You are very brave to allow lobbying, considering the amount of unsolicited influence peddling aimed at you. But the illusion of democracy is irresistible. So...
Airheads goes down so easy. A throwback to the comedies of the 80s where everything is usually resolved with a big dance party in the street (in front of the school, next to the radio station, whatever.) The cast is tres fantastique with Brendan Fraser, Steve Buscemi, Adam Sandler, Chris Farley, Michael McKean, Judd Nelson, Ernie Hudson, David Arquette, Michael Richards (sucking here) and Joe Mantegna all synchronized by the director of Heathers (yeah!), Hudson Hawk (boo!) and The Truth about Cats and Dogs (umm?) The best synopsis that I've heard calls this movie "Dog Day Afternoon meets Bill & Ted." Don't expect too much and you'll be rewarded.

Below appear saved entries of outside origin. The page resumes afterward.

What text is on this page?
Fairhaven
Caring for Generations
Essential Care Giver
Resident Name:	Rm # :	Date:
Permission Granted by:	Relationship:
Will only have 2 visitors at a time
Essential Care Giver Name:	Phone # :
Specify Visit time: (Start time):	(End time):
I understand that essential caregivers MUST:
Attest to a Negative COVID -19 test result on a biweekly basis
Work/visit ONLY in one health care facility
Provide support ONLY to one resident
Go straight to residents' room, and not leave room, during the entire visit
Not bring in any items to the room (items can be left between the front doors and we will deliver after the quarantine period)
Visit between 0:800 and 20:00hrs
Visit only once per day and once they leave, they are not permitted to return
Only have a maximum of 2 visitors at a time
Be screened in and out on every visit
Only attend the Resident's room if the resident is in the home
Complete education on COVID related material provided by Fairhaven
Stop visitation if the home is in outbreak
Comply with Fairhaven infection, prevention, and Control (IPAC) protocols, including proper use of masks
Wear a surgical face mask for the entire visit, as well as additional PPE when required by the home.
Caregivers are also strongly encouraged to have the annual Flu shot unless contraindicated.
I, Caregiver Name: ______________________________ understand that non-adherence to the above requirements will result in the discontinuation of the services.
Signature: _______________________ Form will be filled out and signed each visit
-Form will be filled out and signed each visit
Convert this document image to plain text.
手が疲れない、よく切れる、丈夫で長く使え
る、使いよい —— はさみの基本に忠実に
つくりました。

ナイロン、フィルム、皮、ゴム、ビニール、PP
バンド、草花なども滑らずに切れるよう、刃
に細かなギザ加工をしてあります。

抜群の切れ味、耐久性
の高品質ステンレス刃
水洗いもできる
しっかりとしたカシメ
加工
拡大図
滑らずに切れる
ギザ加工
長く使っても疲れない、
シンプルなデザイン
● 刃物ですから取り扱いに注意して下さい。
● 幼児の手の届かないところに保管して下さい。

Rollerball is one of the worst conceived movies ever. It is so glorious when everything in it works. I don't know how they did it... an SF film about roller-derby. That's just not fair.
Serpico is a real movie and I think I really enjoyed it. I used to get it confused with The French Connection and if I could remember why then I wouldn't have confused them in the first place.
Full Metal Jacket is a genuine film. George C. Scott is towering in Patton (you'll remember as soon as you see it.) Escape From Alcatraz is perfectly paced (read: slow) but still an enjoyable watch. Christmas Vacation is a return to form? for Chevy Chase and the Vacation series. Waitaminute! You've missed 2 out of 7 of the Eastwood movies? No Josey Wales: it's The Bridges of Madison County Director's Cut for you, just go limp. Pat Garrett has Bob Dylan. The Longest Yard reminds you how Burt Reynolds became famous enough to have his own dinner theater. Stay away from Old Yeller until you have kids you want to traumatize. And stay away, period, from Easy Rider. It has not aged gracefully. And THAT, in approximate order, is what I'm lobbying for. Bonne chance.
...catch you on the flip-flop.
When you say that's in rough order, that means Airheads is #1 (of the ones I haven't seen), not Convoy, right? In any case, of the movies I haven't seen, it gets the nod ("best Adam Sandler movie", somebody said). For the really-should-rewatchers, it's Full Metal Jacket.
As for kids, I do have a couple (there's a photo of one of 'em around here somewhere), but none that I'm willing to traumatize (yet).
I was going to try Rollerball too, but somehow I was unable to screw my courage to the sticking place.
Stick the knife in.
And get your significant other some Lava.
Do you want a Good movie or a Guy movie?
Good: Full Metal Jacket ( Patton , 1st runnerup)
Guy: Rollerball ( Convoy, 1st runnerup).
Best of Both Worlds: Airheads.
Rollerball
Courage glue: James Caan, Norman Jewison and John Houseman.
Courage solvent: Roller-derby in the year 2018.
Ignore the 2002 remake, full of sound and fury, it signifies nothing.
When your drumming circle has a couple hours to give away I'd break out Convoy.
You'll either hate it or hate loving it.
That's the sweetest type of crazy love.
Did you know that Tolkien was unsatisfied by Shakespeare's treatment of Birnam Wood? The Ents sprung out of his desire to write of trees going off to war.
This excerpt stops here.